Tofu May Cause Problems for Some People

While it is considered safe to eat tofu and some other soy foods daily. That said, you may need to be moderate about your tofu consumption if you have:

  • Breast tumors: Due to the weak hormonal effects of tofu, some doctors advice women with breast tumors that are estrogen-sensitive to limit their soy intake.
  • Thyroid issues: Some doctors also advise people who have poor thyroid function to avoid tofu and other soy foods due to its goitrogen content.

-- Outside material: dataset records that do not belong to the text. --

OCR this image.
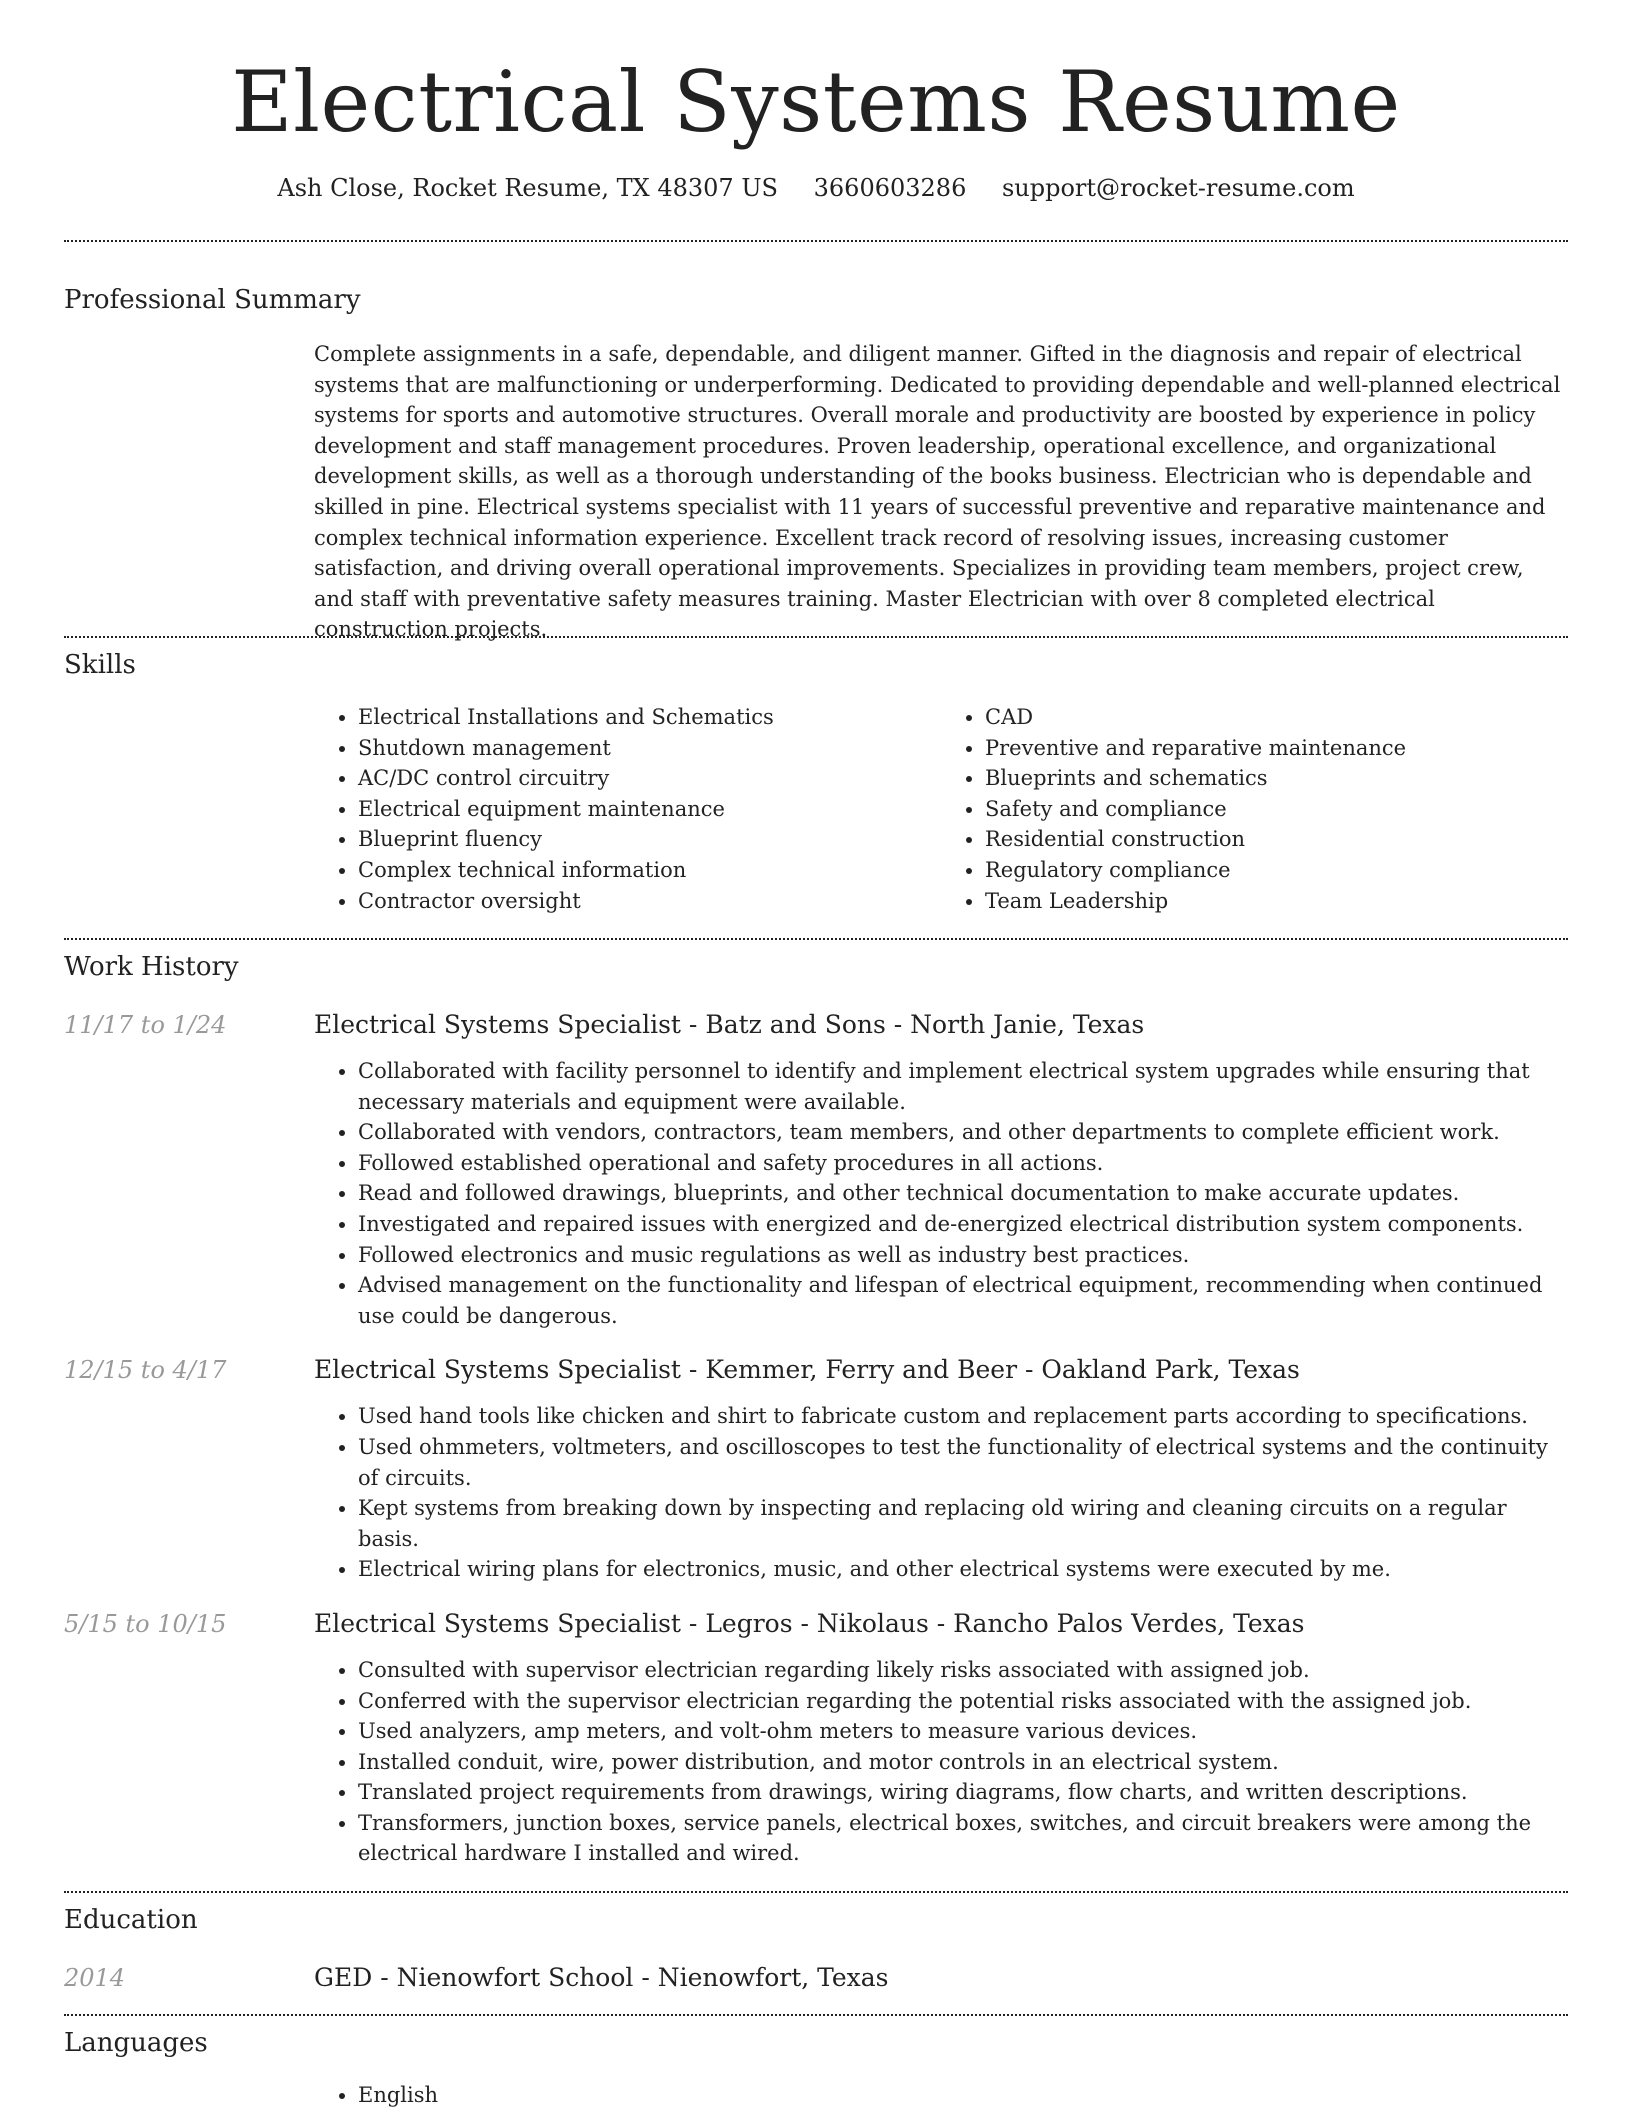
Electrical Systems Resume
Ash Close, Rocket Resume, TX 48307 US 3660603286 support@rocket-resume.com
Professional Summary
Complete assignments in a safe, dependable, and diligent manner. Gifted in the diagnosis and repair of electrical systems that are malfunctioning or underperforming. Dedicated to providing dependable and well-planned electrical systems for sports and automotive structures. Overall morale and productivity are boosted by experience in policy development and staff management procedures. Proven leadership, operational excellence, and organizational development skills, as well as a thorough understanding of the books business. Electrician who is dependable and skilled in pine. Electrical systems specialist with 11 years of successful preventive and reparative maintenance and complex technical information experience. Excellent track record of resolving issues, increasing customer satisfaction, and driving overall operational improvements. Specializes in providing team members, project crew, and staff with preventative safety measures training. Master Electrician with over 8 completed electrical construction projects.
Skills
• Electrical Installations and Schematics
• Shutdown management
• AC/DC control circuitry
• Electrical equipment maintenance
• Blueprint fluency
• Complex technical information
• Contractor oversight
• CAD
• Preventive and reparative maintenance
• Blueprints and schematics
• Safety and compliance
• Residential construction
• Regulatory compliance
• Team Leadership
Work History
11/17 to 1/24	Electrical Systems Specialist - Batz and Sons - North Janie, Texas
• Collaborated with facility personnel to identify and implement electrical system upgrades while ensuring that necessary materials and equipment were available.
• Collaborated with vendors, contractors, team members, and other departments to complete efficient work.
• Followed established operational and safety procedures in all actions.
• Read and followed drawings, blueprints, and other technical documentation to make accurate updates.
• Investigated and repaired issues with energized and de-energized electrical distribution system components.
• Followed electronics and music regulations as well as industry best practices.
• Advised management on the functionality and lifespan of electrical equipment, recommending when continued use could be dangerous.
12/15 to 4/17	Electrical Systems Specialist - Kemmer, Ferry and Beer - Oakland Park, Texas
• Used hand tools like chicken and shirt to fabricate custom and replacement parts according to specifications.
• Used ohmmeters, voltmeters, and oscilloscopes to test the functionality of electrical systems and the continuity of circuits.
• Kept systems from breaking down by inspecting and replacing old wiring and cleaning circuits on a regular basis.
• Electrical wiring plans for electronics, music, and other electrical systems were executed by me.
5/15 to 10/15	Electrical Systems Specialist - Legros - Nikolaus - Rancho Palos Verdes, Texas
• Consulted with supervisor electrician regarding likely risks associated with assigned job.
• Conferred with the supervisor electrician regarding the potential risks associated with the assigned job.
• Used analyzers, amp meters, and volt-ohm meters to measure various devices.
• Installed conduit, wire, power distribution, and motor controls in an electrical system.
• Translated project requirements from drawings, wiring diagrams, flow charts, and written descriptions.
• Transformers, junction boxes, service panels, electrical boxes, switches, and circuit breakers were among the electrical hardware I installed and wired.
Education
2014	GED - Nienowfort School - Nienowfort, Texas
Languages
• English
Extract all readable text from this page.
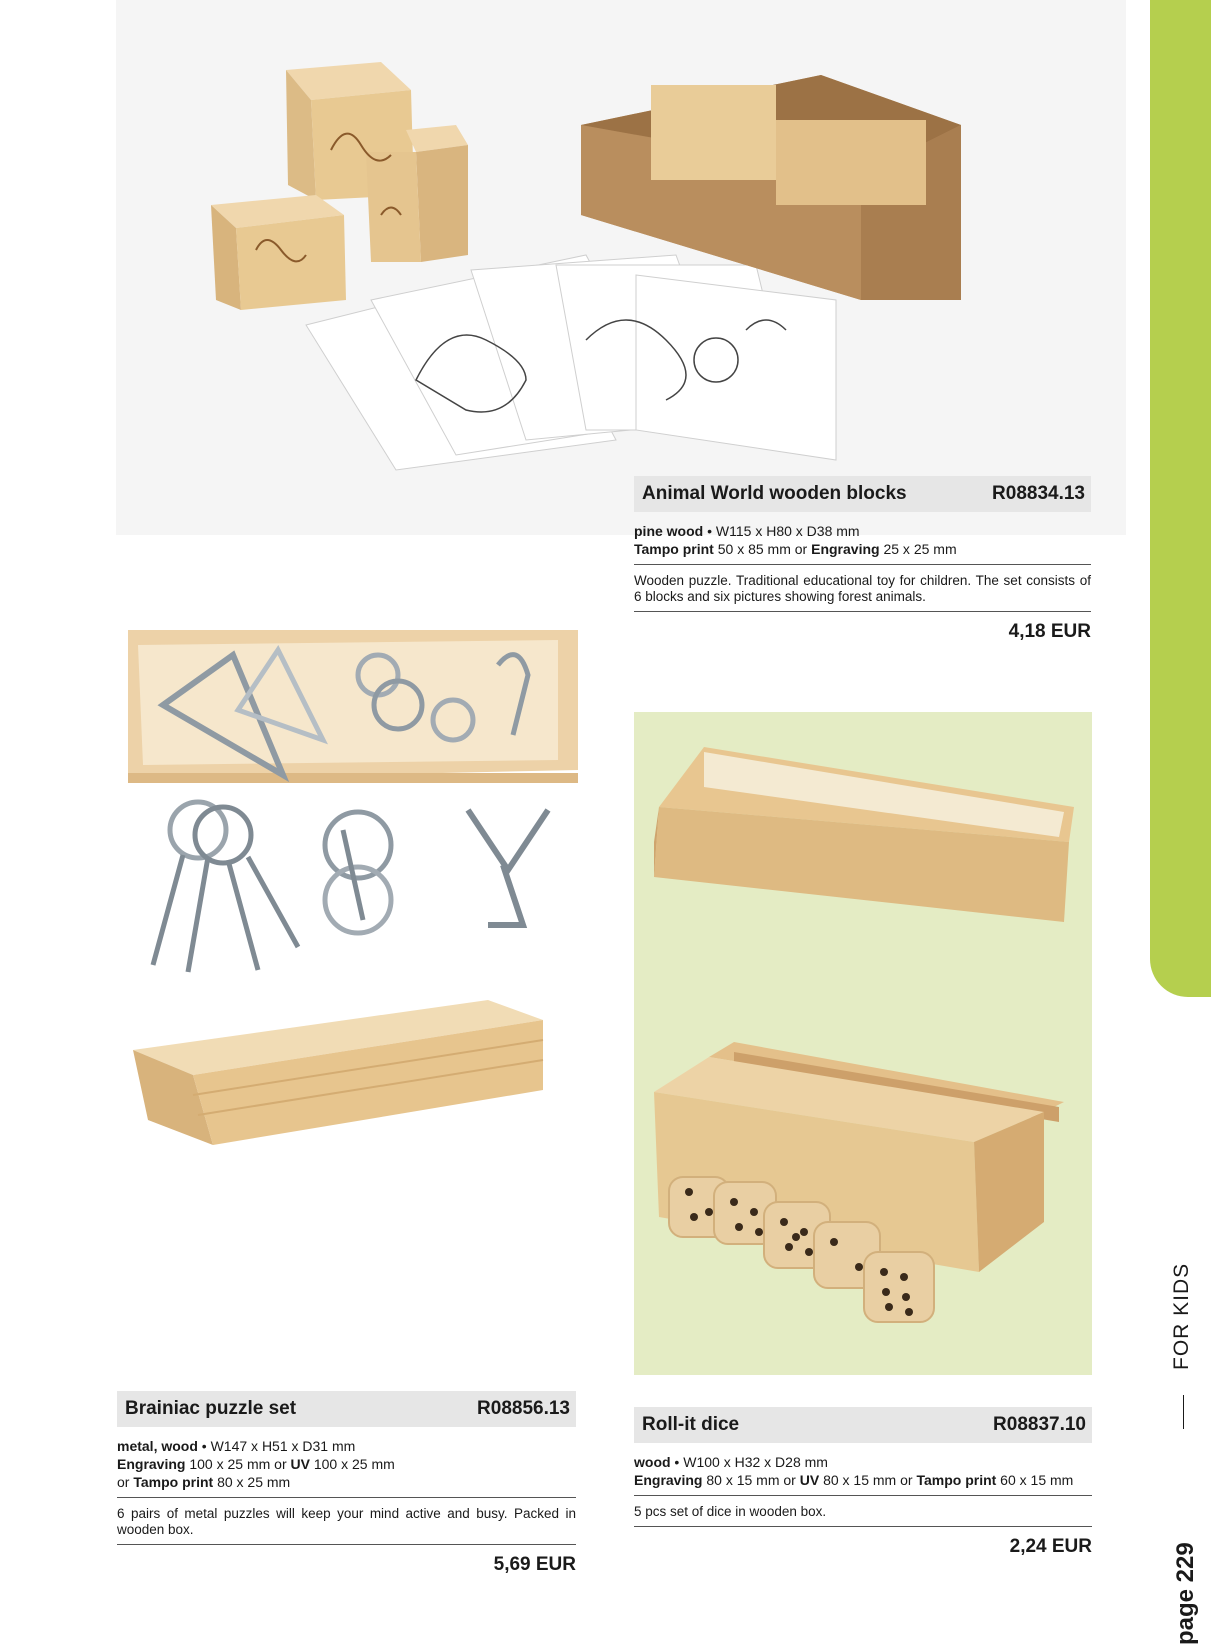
Animal World wooden blocks	R08834.13
pine wood • W115 x H80 x D38 mm
Tampo print 50 x 85 mm or Engraving 25 x 25 mm
Wooden puzzle. Traditional educational toy for children. The set consists of 6 blocks and six pictures showing forest animals.
4,18 EUR
Brainiac puzzle set	R08856.13
metal, wood • W147 x H51 x D31 mm
Engraving 100 x 25 mm or UV 100 x 25 mm
or Tampo print 80 x 25 mm
6 pairs of metal puzzles will keep your mind active and busy. Packed in wooden box.
5,69 EUR
Roll-it dice	R08837.10
wood • W100 x H32 x D28 mm
Engraving 80 x 15 mm or UV 80 x 15 mm or Tampo print 60 x 15 mm
5 pcs set of dice in wooden box.
2,24 EUR
FOR KIDS
page 229
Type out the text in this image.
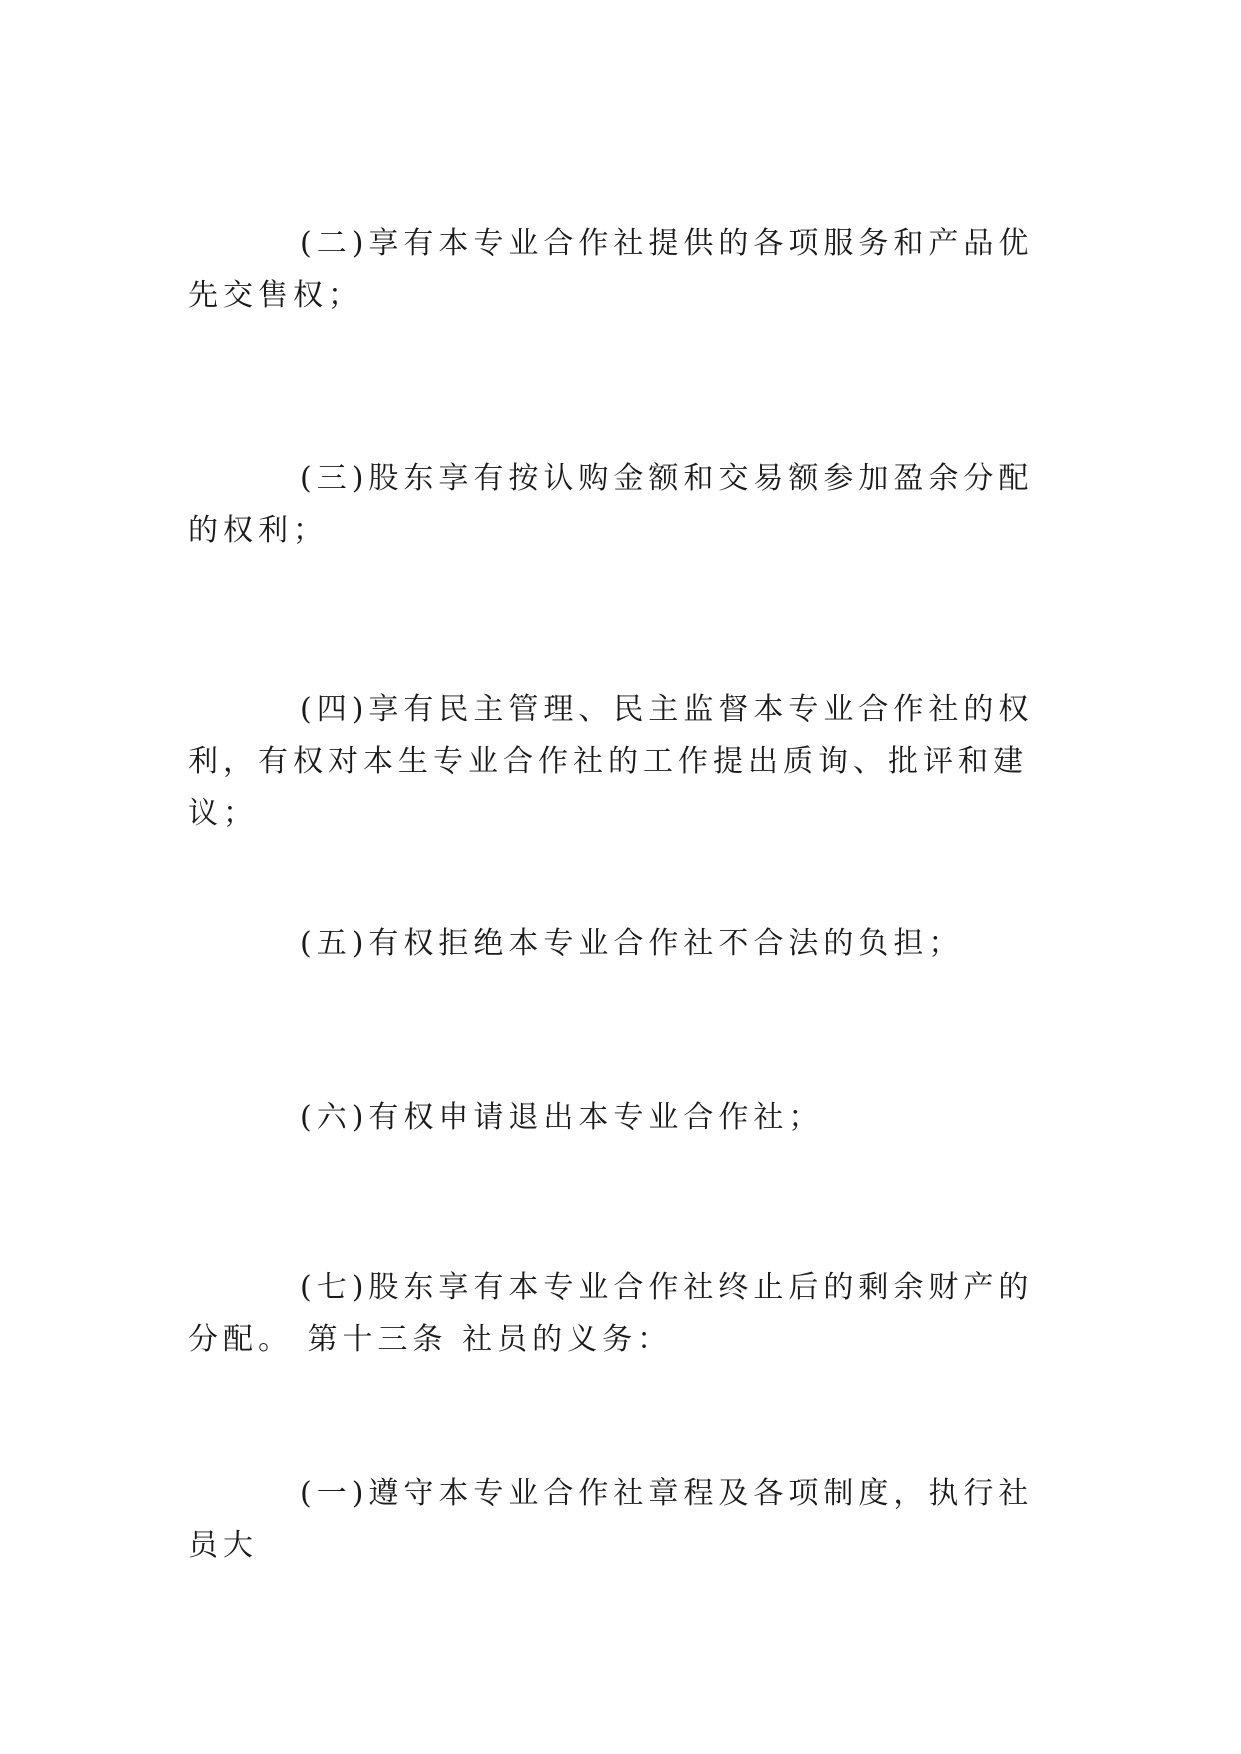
(二)享有本专业合作社提供的各项服务和产品优先交售权；

(三)股东享有按认购金额和交易额参加盈余分配的权利；

(四)享有民主管理、民主监督本专业合作社的权利，有权对本生专业合作社的工作提出质询、批评和建议；

(五)有权拒绝本专业合作社不合法的负担；

(六)有权申请退出本专业合作社；

(七)股东享有本专业合作社终止后的剩余财产的分配。 第十三条 社员的义务：

(一)遵守本专业合作社章程及各项制度，执行社员大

However, in a recent report from the European Food Safety Authority (EFSA) they reached a conclusion that soy and soy isoflavones should not be a bother or reason for concerns for breast and uterine cancers or thyroid function.

Nevertheless, studies agree that babies shouldn’t be fed with soy isoflavones as if may disrupt the healthy development of their reproductive organs.

Although there is yet to be enough human studies on this subject, some animal studies have suggested that the intake of high amounts of tofu or soy may interfere with fertility.

If you have any concerns about tofu consumption, discuss soy and your health with your doctor.

Tofu varieties and ways of Preparation

You can purchase tofu in bulk or in individual packages, either refrigerated or not.

It is also possible for you to find it freeze-dried, dehydrated, jarred, or canned.

Generally, there is no need for heavy processing to make tofu, so it is best that you choose varieties with very short ingredients lists.

When checking out the ingredient list you should expect to see only ingredients such as water, soybeans, and coagulants — like calcium sulfate, delta gluconolactone or magnesium chloride, — and maybe some seasoning.

If you’re not comfortable with buying tofu from the store, you can make yours at home with soy milk, lemon juice, and some water.

You can enjoy your tofu as a snack or part of a dish. There are lots of delicious tofu recipes you may want to try as well.